Essentially tight bounds for rainbow cycles in proper edge-colourings (Matija Bucic, Princeton)

Combinatorics Seminar
Friday, March 1, 2024 - 3:15pm for 1 hour (actually 50 minutes)
Skiles 308
Matija Bucic – Princeton University – mb5225@princeton.edu
Evelyne Smith-Roberge

An edge-coloured graph is said to be rainbow if it uses no colour more than once. Extremal problems involving rainbow objects have been a focus of much research as they capture the essence of a number of interesting problems in a variety of areas. A particularly intensively studied question due to Keevash, Mubayi, Sudakov and Verstraëte from 2007 asks for the maximum possible average degree of a properly edge-coloured graph on n vertices without a rainbow cycle.

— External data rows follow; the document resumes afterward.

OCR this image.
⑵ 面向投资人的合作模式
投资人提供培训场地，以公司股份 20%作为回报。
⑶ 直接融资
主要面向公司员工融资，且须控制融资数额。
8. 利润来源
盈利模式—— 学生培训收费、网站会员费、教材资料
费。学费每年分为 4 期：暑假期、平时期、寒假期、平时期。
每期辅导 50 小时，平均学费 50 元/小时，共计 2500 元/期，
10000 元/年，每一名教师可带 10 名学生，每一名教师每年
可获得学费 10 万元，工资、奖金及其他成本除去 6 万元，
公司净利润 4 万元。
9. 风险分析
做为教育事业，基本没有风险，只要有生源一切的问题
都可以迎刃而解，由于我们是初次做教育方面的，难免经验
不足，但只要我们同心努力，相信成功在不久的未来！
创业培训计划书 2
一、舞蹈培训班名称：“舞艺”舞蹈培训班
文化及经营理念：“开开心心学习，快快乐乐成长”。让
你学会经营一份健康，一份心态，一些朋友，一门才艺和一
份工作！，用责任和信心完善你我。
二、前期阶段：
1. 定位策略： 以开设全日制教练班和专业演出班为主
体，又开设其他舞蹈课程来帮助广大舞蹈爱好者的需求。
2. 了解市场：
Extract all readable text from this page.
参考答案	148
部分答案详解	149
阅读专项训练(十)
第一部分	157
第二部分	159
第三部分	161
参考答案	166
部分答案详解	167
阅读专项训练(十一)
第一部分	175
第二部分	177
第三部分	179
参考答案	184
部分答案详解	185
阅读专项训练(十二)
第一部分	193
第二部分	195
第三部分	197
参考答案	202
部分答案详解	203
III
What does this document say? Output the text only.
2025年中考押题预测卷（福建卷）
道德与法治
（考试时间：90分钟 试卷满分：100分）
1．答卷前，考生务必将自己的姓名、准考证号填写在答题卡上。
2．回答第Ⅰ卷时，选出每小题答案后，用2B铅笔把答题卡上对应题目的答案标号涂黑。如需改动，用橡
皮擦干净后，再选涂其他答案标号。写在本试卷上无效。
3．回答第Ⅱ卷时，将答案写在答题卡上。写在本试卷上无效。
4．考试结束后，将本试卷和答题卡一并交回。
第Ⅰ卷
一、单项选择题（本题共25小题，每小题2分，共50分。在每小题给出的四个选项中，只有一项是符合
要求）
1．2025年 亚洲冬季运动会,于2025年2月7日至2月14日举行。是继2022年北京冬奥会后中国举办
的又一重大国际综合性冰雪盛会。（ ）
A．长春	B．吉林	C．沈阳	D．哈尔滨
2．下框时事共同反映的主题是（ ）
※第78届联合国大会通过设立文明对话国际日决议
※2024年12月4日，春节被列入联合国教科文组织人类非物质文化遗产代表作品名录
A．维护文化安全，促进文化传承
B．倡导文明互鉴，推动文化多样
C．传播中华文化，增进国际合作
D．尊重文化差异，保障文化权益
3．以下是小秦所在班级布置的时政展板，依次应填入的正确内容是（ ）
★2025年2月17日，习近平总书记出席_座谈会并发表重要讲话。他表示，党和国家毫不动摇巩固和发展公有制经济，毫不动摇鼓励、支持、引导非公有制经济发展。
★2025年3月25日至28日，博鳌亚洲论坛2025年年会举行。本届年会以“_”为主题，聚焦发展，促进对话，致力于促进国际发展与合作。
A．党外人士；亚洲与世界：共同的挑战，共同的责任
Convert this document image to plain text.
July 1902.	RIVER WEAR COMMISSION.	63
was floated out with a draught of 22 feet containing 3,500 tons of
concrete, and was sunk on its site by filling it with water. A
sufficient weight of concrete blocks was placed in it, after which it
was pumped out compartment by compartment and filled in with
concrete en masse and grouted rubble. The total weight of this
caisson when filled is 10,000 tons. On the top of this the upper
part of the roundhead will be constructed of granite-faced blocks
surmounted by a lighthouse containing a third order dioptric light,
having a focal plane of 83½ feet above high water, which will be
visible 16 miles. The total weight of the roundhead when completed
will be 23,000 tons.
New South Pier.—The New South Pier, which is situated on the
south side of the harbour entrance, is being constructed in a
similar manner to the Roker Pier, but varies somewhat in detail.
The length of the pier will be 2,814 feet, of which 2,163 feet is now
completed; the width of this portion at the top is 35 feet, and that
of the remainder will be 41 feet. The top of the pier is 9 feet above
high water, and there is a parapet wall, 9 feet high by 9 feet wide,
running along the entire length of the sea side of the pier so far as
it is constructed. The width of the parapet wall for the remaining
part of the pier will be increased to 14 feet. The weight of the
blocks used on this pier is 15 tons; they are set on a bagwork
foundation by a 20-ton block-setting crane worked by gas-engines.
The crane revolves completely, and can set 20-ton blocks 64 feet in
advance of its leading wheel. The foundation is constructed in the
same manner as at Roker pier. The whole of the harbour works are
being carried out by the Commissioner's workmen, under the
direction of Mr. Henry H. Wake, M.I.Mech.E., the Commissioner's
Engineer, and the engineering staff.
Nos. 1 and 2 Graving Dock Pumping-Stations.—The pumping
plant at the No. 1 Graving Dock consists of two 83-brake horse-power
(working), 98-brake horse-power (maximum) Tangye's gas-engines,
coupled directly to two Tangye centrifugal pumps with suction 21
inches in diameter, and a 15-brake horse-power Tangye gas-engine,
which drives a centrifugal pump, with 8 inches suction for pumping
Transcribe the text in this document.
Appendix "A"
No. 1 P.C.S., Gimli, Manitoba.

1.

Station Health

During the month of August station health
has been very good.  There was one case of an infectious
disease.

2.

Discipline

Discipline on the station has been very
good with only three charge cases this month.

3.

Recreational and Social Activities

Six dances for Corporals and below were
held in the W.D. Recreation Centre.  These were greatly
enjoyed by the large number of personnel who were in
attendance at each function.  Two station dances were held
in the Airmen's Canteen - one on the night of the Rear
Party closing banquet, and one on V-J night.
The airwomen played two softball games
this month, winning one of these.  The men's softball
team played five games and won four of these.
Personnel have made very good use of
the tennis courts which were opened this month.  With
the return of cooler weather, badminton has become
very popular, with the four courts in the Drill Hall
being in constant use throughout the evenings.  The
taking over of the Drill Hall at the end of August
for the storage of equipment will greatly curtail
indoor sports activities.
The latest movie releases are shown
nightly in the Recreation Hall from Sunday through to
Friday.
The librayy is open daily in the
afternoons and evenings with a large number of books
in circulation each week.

Improving upon a series of earlier bounds, Tomon proved an upper bound of (log n)^(2+o(1)) for this question. Very recently, Janzer-Sudakov and Kim-Lee-Liu-Tran independently removed the o(1) term in Tomon's bound. We show that the answer to the question is equal to (log n)^(1+o(1)).  
Joint work with: Noga Alon, Lisa Sauermann, Dmitrii Zakharov and Or Zamir.